En Italie, Grégoire ne s’est pas contenté de veiller à la défense de Rome et de rechercher des trêves. Il a également œuvré à la conversion des Lombards qui, pour les uns, étaient païens, pour d’autres ariens, pour d’autres encore déjà catholiques. Il s’est appuyé sur l’épouse d’Agilulf, la reine Théodelinde, catholique, et a obtenu en 603 le baptême d’Adaload, héritier du trône. Néanmoins, la conversion des Lombards n’est pas encore acquise de son vivant.

De la Gaule, Grégoire connaît l’héritage spirituel marseillais et lérinien. Il sait que les rois francs sont catholiques de longue date. Toutefois, il s’inquiète de la réforme de l’Église franque encore marqué de pratiques païennes et de corruption.

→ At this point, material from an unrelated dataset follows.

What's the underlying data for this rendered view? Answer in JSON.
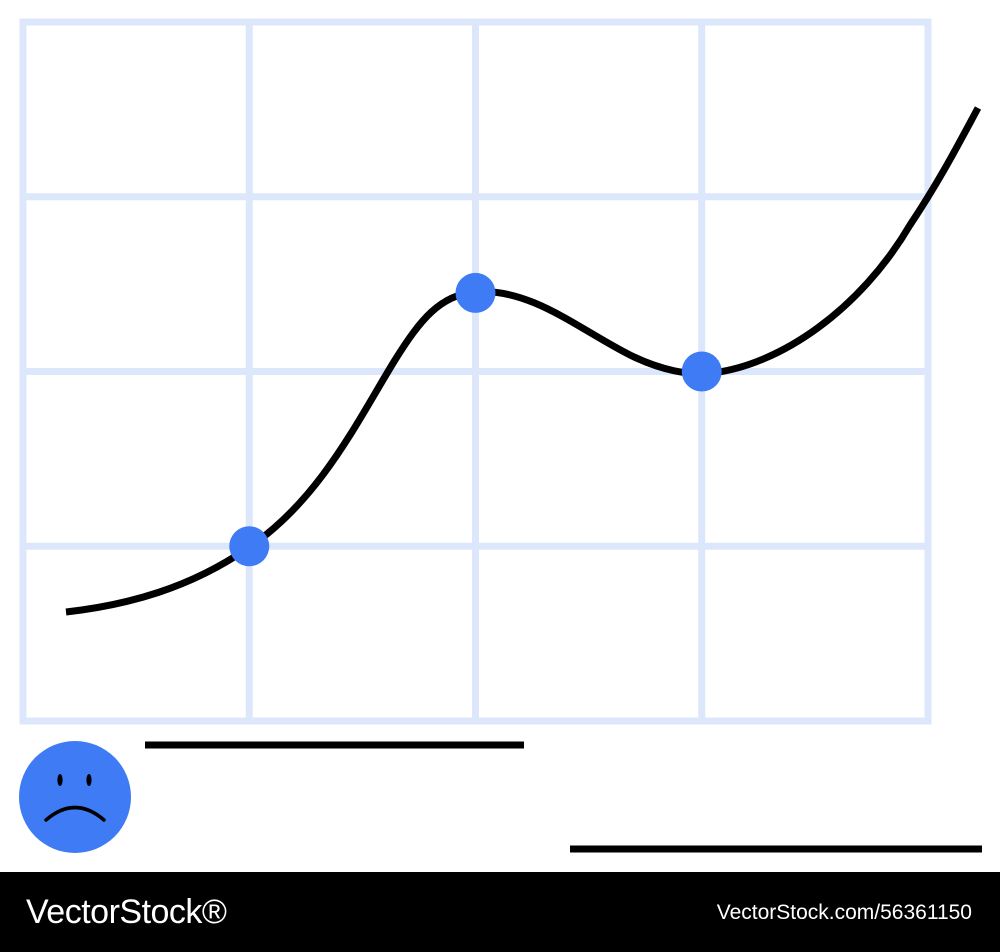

Les conflits internes à la famille mérovingienne limitent ses moyens d’action, mais on peut voir la conséquence de ses efforts dans le concile de Paris de 614, réuni par Clotaire II, devenu seul roi après l’exécution de Brunehaut.

La Gaule fut aussi le passage obligé des missions qu’il envoya en Angleterre. Grégoire trouva des appuis efficaces chez certains évêques gallo-francs qui l’aidèrent à développer cette activité missionnaire audacieuse en direction de l’ancienne Bretagne. Ces missions, qui lui valent le titre d’« apôtre des Anglais », sont bien connues de Bède le Vénérable. La première, constituée significativement de moines, débarqua sur la côte du Kent en 597 et fut reçue par le roi Ethelbert, dont l’épouse était une princesse franque catholique. Grégoire mit en place les bases d’une hiérarchie épiscopale. Même si Bède, par la suite, a minoré l’influence du substrat breton chrétien dans la conversion des Anglo-Saxons, il reste que le rôle de Grégoire et de la mission romaine a été considérable dans la naissance d’un nouveau peuple chrétien. La légitimité romaine donnée au royaume d’Ethelbert a permis l’émergence d’une Angleterre et d’un peuple anglais dans lequel s’est fondue l’ancienne population celtique.

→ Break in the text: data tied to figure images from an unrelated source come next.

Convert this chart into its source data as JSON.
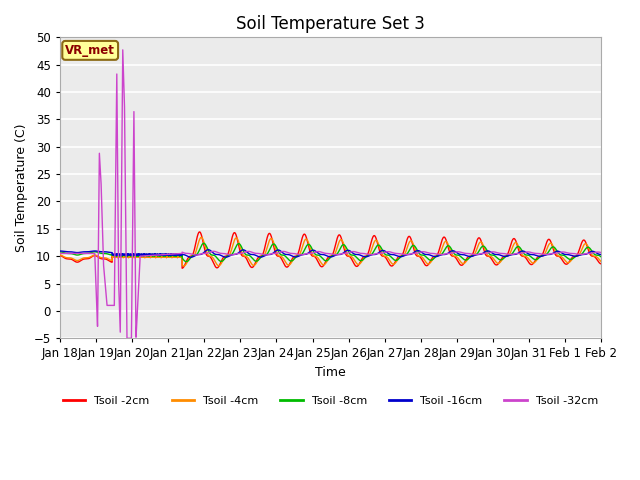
{
  "title": "Soil Temperature Set 3",
  "xlabel": "Time",
  "ylabel": "Soil Temperature (C)",
  "ylim": [
    -5,
    50
  ],
  "xlim": [
    0,
    15.5
  ],
  "x_tick_labels": [
    "Jan 18",
    "Jan 19",
    "Jan 20",
    "Jan 21",
    "Jan 22",
    "Jan 23",
    "Jan 24",
    "Jan 25",
    "Jan 26",
    "Jan 27",
    "Jan 28",
    "Jan 29",
    "Jan 30",
    "Jan 31",
    "Feb 1",
    "Feb 2"
  ],
  "legend_entries": [
    "Tsoil -2cm",
    "Tsoil -4cm",
    "Tsoil -8cm",
    "Tsoil -16cm",
    "Tsoil -32cm"
  ],
  "line_colors": [
    "#ff0000",
    "#ff8c00",
    "#00bb00",
    "#0000cc",
    "#cc44cc"
  ],
  "vr_met_label": "VR_met",
  "plot_bg_color": "#ebebeb",
  "title_fontsize": 12,
  "axis_fontsize": 9,
  "tick_fontsize": 8.5
}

Le souci pastoral pousse Grégoire, qui voit dans la mission le prolongement de la prédication, à étendre l’annonce du Christ jusqu’aux limites du monde connu. Dans les malheurs et les épreuves de son temps, il a puisé l’énergie pour restaurer l’Église romaine et développer une sollicitude pastorale tendue vers le renouveau moral des peuples déjà chrétiens et vers la conversion des peuples encore païens. De manière frappante, dès le VIIe siècle, Grégoire le Grand apparaît comme une autorité, au même titre que les grands écrivains du IVe siècle, Ambroise, Jérôme ou Augustin. À l’époque carolingienne, il est considéré comme l’un des quatre Pères de l’Église latine, dans une contraction du temps qui souligne sa proximité avec Augustin et son éloignement des contemporains de Charlemagne. Il est pourtant chronologiquement plus près de Bède que de Jérôme. Tel est le propre d’un « fondateur du Moyen Âge ».